O Comitê Olímpico de Angola foi formado em 1979 e reconhecido em 1980, ano em que o país participou dos Jogos Olímpicos de Moscou sem ganhar medalha. 

Provavelmente, Moçambique “teria aderido ao boicote”. 

Em entrevista à RFI, Alexandre Zadamela, grande conhecedor da história esportiva moçambicana, sublinha que se o seu país tivesse participado nos Jogos Olímpicos de Montreal, provavelmente teria “aderido a este boicote”.

Ele recorda que “Moçambique se tornou independente em 25 de junho de 1975. Um período marcado pela saída massiva de pessoas, principalmente para Portugal, entre elas personalidades ligadas ao esporte, tanto dirigentes como de atletas. Do ponto de vista esportivo, o país agora independente carecia de pessoal treinado." 

Moçambique não fazia parte da “família olímpica”. O primeiro Comitê Olímpico do país foi criado em 1979 e participou pela primeira vez dos Jogos Olímpicos em Moscou, em 1980. “O boicote de 1976 foi organizado pela Tanzânia, berço do apoio à luta armada em Moçambique.” Dada a proximidade entre estes dois países vizinhos e o contexto político da época, “acredito que Moçambique teria aderido a este boicote. Estávamos atravessando um momento muito tenso com a África do Sul”. 

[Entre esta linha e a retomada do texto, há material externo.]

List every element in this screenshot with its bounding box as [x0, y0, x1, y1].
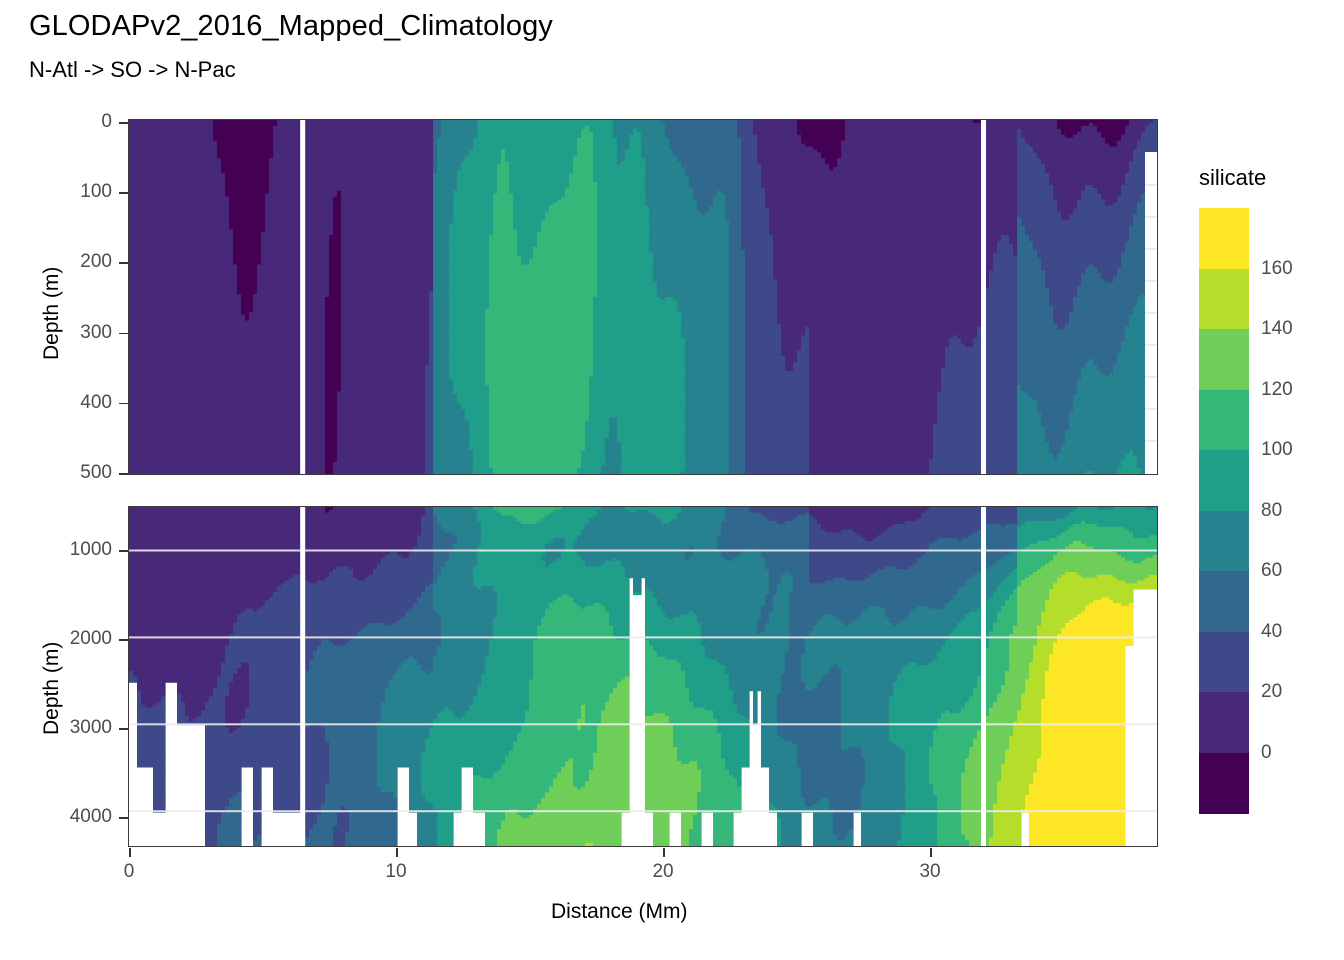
lower-depth-panel: [128, 506, 1158, 847]
lower-y-tick-4000: 4000: [0, 806, 112, 828]
legend-label-140: 140: [1261, 318, 1293, 340]
legend-swatch-2: [1199, 329, 1249, 390]
x-tick-mark: [930, 848, 932, 857]
section-break-line: [300, 120, 305, 474]
y-tick-mark: [119, 728, 128, 730]
upper-y-tick-400: 400: [0, 392, 112, 414]
lower-y-tick-3000: 3000: [0, 717, 112, 739]
legend-swatch-9: [1199, 753, 1249, 814]
y-tick-mark: [119, 122, 128, 124]
legend-label-40: 40: [1261, 621, 1282, 643]
upper-y-tick-100: 100: [0, 181, 112, 203]
legend-label-20: 20: [1261, 681, 1282, 703]
upper-right-gridline: [1145, 312, 1157, 314]
legend-label-100: 100: [1261, 439, 1293, 461]
upper-right-gridline: [1145, 408, 1157, 410]
x-tick-0: 0: [89, 861, 169, 883]
upper-y-tick-200: 200: [0, 251, 112, 273]
x-tick-mark: [129, 848, 131, 857]
upper-y-tick-0: 0: [0, 111, 112, 133]
upper-y-tick-500: 500: [0, 462, 112, 484]
upper-right-gridline: [1145, 344, 1157, 346]
gridline-1000: [129, 550, 1157, 552]
legend-swatch-6: [1199, 571, 1249, 632]
x-tick-20: 20: [623, 861, 703, 883]
upper-right-gridline: [1145, 216, 1157, 218]
y-tick-mark: [119, 262, 128, 264]
gridline-4000: [129, 810, 1157, 812]
upper-right-gridline: [1145, 376, 1157, 378]
upper-right-gridline: [1145, 440, 1157, 442]
legend-swatch-4: [1199, 450, 1249, 511]
y-tick-mark: [119, 817, 128, 819]
page-subtitle: N-Atl -> SO -> N-Pac: [29, 57, 236, 83]
legend-swatch-5: [1199, 511, 1249, 572]
y-tick-mark: [119, 473, 128, 475]
gridline-3000: [129, 723, 1157, 725]
y-tick-mark: [119, 333, 128, 335]
y-tick-mark: [119, 192, 128, 194]
legend-title: silicate: [1199, 165, 1266, 191]
y-tick-mark: [119, 403, 128, 405]
section-break-line: [981, 507, 986, 846]
y-tick-mark: [119, 550, 128, 552]
legend-colorbar: [1199, 208, 1249, 813]
legend-label-0: 0: [1261, 742, 1272, 764]
legend-label-120: 120: [1261, 379, 1293, 401]
upper-y-axis-title: Depth (m): [40, 267, 64, 360]
page-title: GLODAPv2_2016_Mapped_Climatology: [29, 10, 553, 43]
upper-right-gridline: [1145, 280, 1157, 282]
section-break-line: [300, 507, 305, 846]
section-break-line: [981, 120, 986, 474]
upper-right-gridline: [1145, 248, 1157, 250]
legend-label-160: 160: [1261, 258, 1293, 280]
upper-y-tick-300: 300: [0, 322, 112, 344]
upper-right-gridline: [1145, 184, 1157, 186]
legend-swatch-8: [1199, 692, 1249, 753]
legend-label-80: 80: [1261, 500, 1282, 522]
x-tick-30: 30: [890, 861, 970, 883]
lower-y-tick-2000: 2000: [0, 628, 112, 650]
x-tick-mark: [396, 848, 398, 857]
lower-y-tick-1000: 1000: [0, 539, 112, 561]
legend-label-60: 60: [1261, 560, 1282, 582]
y-tick-mark: [119, 639, 128, 641]
x-axis-title: Distance (Mm): [551, 900, 688, 924]
upper-depth-panel: [128, 119, 1158, 475]
legend-swatch-0: [1199, 208, 1249, 269]
x-tick-10: 10: [356, 861, 436, 883]
legend-swatch-7: [1199, 632, 1249, 693]
legend-swatch-3: [1199, 390, 1249, 451]
gridline-2000: [129, 636, 1157, 638]
legend-swatch-1: [1199, 269, 1249, 330]
plot-root: GLODAPv2_2016_Mapped_Climatology N-Atl -…: [0, 0, 1344, 960]
x-tick-mark: [663, 848, 665, 857]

Portugal: 1974 trouxe a liberdade, 1976 medalhas olímpicas

No dia 26 de julho de 1976, durante os Jogos Olímpicos de Montreal, o atleta finlandês Lasse Viren conseguiu ultrapassar o português Carlos Lopes no início da última volta, na final dos 10 000 metros.
No dia 26 de julho de 1976, durante os Jogos Olímpicos de Montreal, o atleta finlandês Lasse Viren conseguiu ultrapassar o português Carlos Lopes no início da última volta, na final dos 10 000 metros. © STAFF / EPU/AFP ARCHIVES / AFP

 

Dois anos antes dos Jogos Olímpicos de Montreal, em 1974, o regime ditatorial caiu em Portugal. Em 25 de abril daquele ano, a Revolução dos Cravos derrubou o regime de Marcelo Caetano, o último presidente do Conselho do “Estado Novo”. Em setembro de 1968, Marcelo Caetano substituiu António de Oliveira Salazar na chefia do regime autoritário.  

A participação portuguesa nos Jogos Olímpicos de Montreal ocorreu num momento em que o país enfrentava grandes desafios econômicos e políticos. Uma economia marcada por elevadas taxas de inflação e desemprego, bem como um cenário político emergente de um regime autoritário que durou mais de 40 anos.

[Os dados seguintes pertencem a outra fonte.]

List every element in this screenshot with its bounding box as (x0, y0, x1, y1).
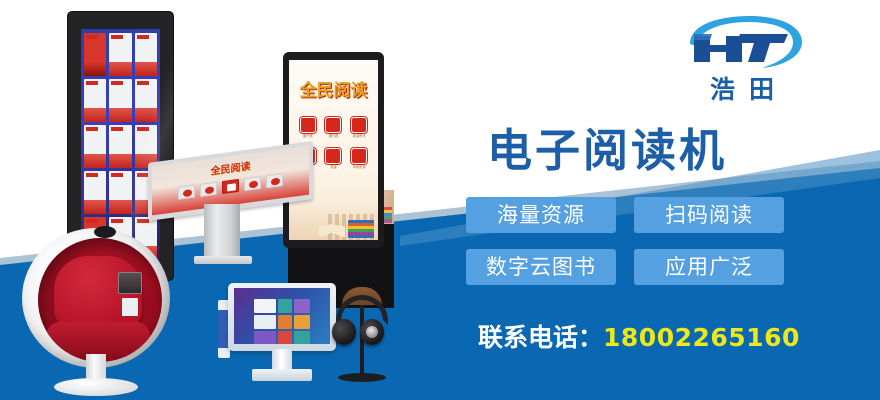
aio-tile (254, 331, 276, 344)
library-icon (300, 117, 316, 133)
table-icon (266, 173, 283, 188)
aio-screen (234, 288, 330, 344)
chair-interior (38, 238, 162, 362)
feature-tag-wide-application[interactable]: 应用广泛 (634, 249, 784, 285)
product-banner: 全民阅读 图书馆 期刊报 新闻资讯 (0, 0, 880, 400)
book-cover (109, 33, 131, 76)
kiosk-tile: 图书馆 (297, 117, 319, 138)
book-cover (109, 171, 131, 214)
kiosk-tile: 新闻资讯 (348, 117, 370, 138)
chair-label-tag (122, 298, 138, 316)
table-icon (222, 179, 239, 194)
aio-tile (294, 299, 310, 313)
aio-tile (294, 331, 310, 344)
book-cover (84, 79, 106, 122)
table-icon (178, 185, 195, 200)
product-ball-chair (22, 228, 170, 390)
chair-speaker (94, 226, 116, 238)
ht-monogram-icon (676, 14, 808, 72)
aio-tile-grid (239, 299, 325, 344)
book-cover (84, 125, 106, 168)
chair-base (54, 378, 138, 396)
contact-phone-line: 联系电话：18002265160 (478, 318, 800, 354)
contact-phone-number: 18002265160 (603, 323, 800, 352)
chair-seat (46, 322, 150, 356)
location-icon (351, 148, 367, 164)
aio-tile (254, 315, 276, 329)
party-building-icon (325, 148, 341, 164)
feature-tag-scan-to-read[interactable]: 扫码阅读 (634, 197, 784, 233)
product-touch-table: 全民阅读 (148, 152, 313, 262)
news-icon (351, 117, 367, 133)
logo-company-name: 浩田 (676, 70, 808, 106)
book-cover (84, 33, 106, 76)
company-logo: 浩田 (676, 14, 808, 104)
feature-tag-massive-resources[interactable]: 海量资源 (466, 197, 616, 233)
feature-tag-digital-cloud-library[interactable]: 数字云图书 (466, 249, 616, 285)
journal-icon (325, 117, 341, 133)
book-cover (109, 125, 131, 168)
contact-label: 联系电话： (478, 323, 603, 352)
aio-tile (294, 315, 310, 329)
headphone-stand-base (338, 373, 386, 382)
touch-table-stem (204, 204, 240, 262)
book-cover (84, 171, 106, 214)
aio-bezel (228, 283, 336, 351)
table-icon (200, 182, 217, 197)
feature-tag-list: 海量资源 扫码阅读 数字云图书 应用广泛 (466, 197, 784, 285)
kiosk-tile: 本地资源 (348, 148, 370, 169)
chair-control-panel (118, 272, 142, 294)
table-icon (244, 176, 261, 191)
product-all-in-one-desktop (228, 283, 336, 387)
aio-tile (278, 331, 292, 344)
headphone-earcup-right (360, 319, 384, 345)
kiosk-tile: 期刊报 (323, 117, 345, 138)
product-headphones (330, 285, 396, 389)
aio-tile (254, 299, 276, 313)
product-scene: 全民阅读 图书馆 期刊报 新闻资讯 (0, 0, 460, 400)
book-cover (135, 79, 157, 122)
aio-stand-base (252, 369, 312, 381)
kiosk-tile: 党建 (323, 148, 345, 169)
touch-table-base (194, 256, 252, 264)
aio-stand-neck (272, 349, 292, 371)
chair-shell (22, 228, 170, 368)
book-stack-illustration (348, 220, 374, 238)
kiosk-screen-title: 全民阅读 (289, 76, 378, 101)
page-title: 电子阅读机 (487, 114, 727, 179)
headphone-earcup-left (332, 319, 356, 345)
aio-tile (278, 315, 292, 329)
aio-tile (278, 299, 292, 313)
book-cover (135, 33, 157, 76)
book-cover (109, 79, 131, 122)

Além disso, a queda da ditadura, levou cinco colônias africanas à independência: Angola, Cabo Verde, Guiné-Bissau, Moçambique e São Tomé e Príncipe. Uma guerra colonial que deixou marcas profundas. 

Para Portugal, o ano de 1974 trouxe a liberdade, 1975 foi marcado pelas eleições e 1976 pela Constituição democrática e pelas medalhas olímpicas.

No dia 25 de abril de 1974, Mário Moniz Pereira, o "Sr. Atletismo", um dos maiores nomes do atletismo português, conseguiu convencer os políticos a apostarem nesta disciplina. Em 1975, os melhores atletas começaram a treinar duas vezes por dia e eram dispensados do trabalho pela manhã. Os resultados surgiram rapidamente no ano seguinte. Foi pela mão do “Senhor do Atletismo” que surgiu Carlos Lopes, o primeiro campeão olímpico português. 

Em Montreal, no atletismo, Carlos Lopes foi um dos grandes destaques ao conquistar a medalha de prata na prova dos 10.000 metros. No dia 26 de julho de 1976, Carlos Lopes assumiu a liderança da prova a partir da oitava volta. Tudo ia bem até que Lasse Viren, “O Finlandês Voador”, assumiu a liderança e venceu a corrida. Uma vitória que levantou dúvidas sobre o possível uso de substâncias ilícitas. Carlos Lopes conquistou a medalha de prata e a primeira medalha olímpica da história do atletismo português. 

No Canadá, Carlos Lopes também fez história no que diz respeito ao doping. Depois da medalha de ouro de Lasse Viren, conhecido pelas suas supostas transfusões de sangue, e do fato de não ter sido escolhido para fazer o controle antidoping, o atleta português recusou-se a fazer o teste em protesto. A partir desse momento, entrou em vigor o sistema atual: todos os medalhistas estão sujeitos a testes.  

Armando Marques também subiu ao pódio nos Jogos Olímpicos de 1976, ao conquistar a medalha de prata no tiro esportivo, única medalha olímpica da modalidade conquistada por um atleta português. Ele estava a apenas um ponto do ouro, do medalhista de ouro, o americano Donald Haldeman.